My literary review of groundbreaking entrepreneurs inspired the design of the new MBA seminar I am teaching, Entrepreneurial Journeys. The seminar’s four-book reading list positions MBA candidates as virtual apprentices, sitting ringside, witnessing four incredible entrepreneurial journeys. Glimpsing each featured entrepreneur’s process in these books impacted how I thought and worked. I can highly recommend:

  • “Grinding It Out: The Making of McDonald’s” by Ray Kroc, which documents the launching of McDonald’s and the empire that followed. Notable quote: “I believe that if you think small, you’ll stay small.”
  • “iWoz: Computer Geek to Cult Icon,” Steve Wozniak’s story; he’s the sole inventor of the Apple 1 and 2, the first personal computers. Notable quote: "Artists work best alone. Work alone. Not on a committee. Not on a team.”
  • “That Will Never Work: The Birth of Netflix and the Amazing Life of an Idea,” as told by co-founder and first chief executive officer Marc Randolph. Notable quote: “The only real way to find out if your idea is a good one is to do it. You’ll learn more in one hour of doing something than in a lifetime of thinking about it."
  • “Shoe Dog: A Memoir by the Creator of Nike,” Phil Knight's tale detailing the founding and early years of Nike. Notable quote: “Let everyone else call your idea crazy… just keep going. Don’t stop. Don’t even think about stopping until you get there, and don’t give much thought to where ‘there’ is.”

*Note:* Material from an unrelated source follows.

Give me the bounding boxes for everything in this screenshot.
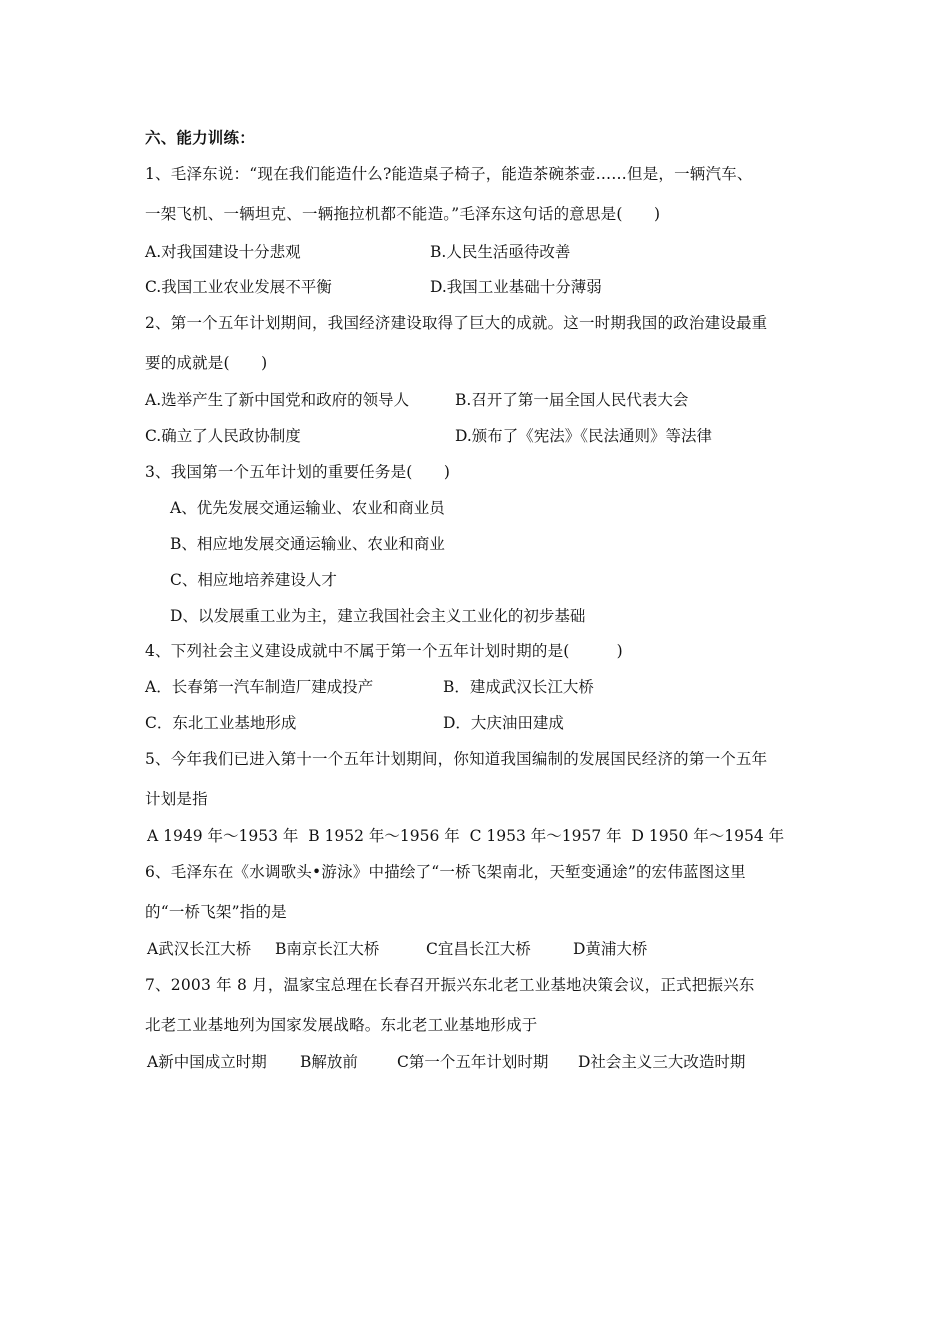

As for BondDesk? At the time of BondDesk’s sale, 100,000 brokers transacted on the bond platform, executing over 20,000 tickets per day. Private equity purchased BondDesk for $500 million (CPI adjusted). 

Bradley Wendt is a Daniels School Business Fellow specializing in Financial Markets. Wendt is a senior consultant to Charles River Associates and leads CRA’s dispute and consulting engagements for fixed- income capital markets, broker-dealer regulatory compliance, derivatives, bankruptcies, and public-private partnerships. His prior experience and positions include Goldman Sachs managing director leading a capital markets group, co-founder and president of the leading wealth management trading platform, and senior advisor to the Under Secretary of the U.S. Treasury.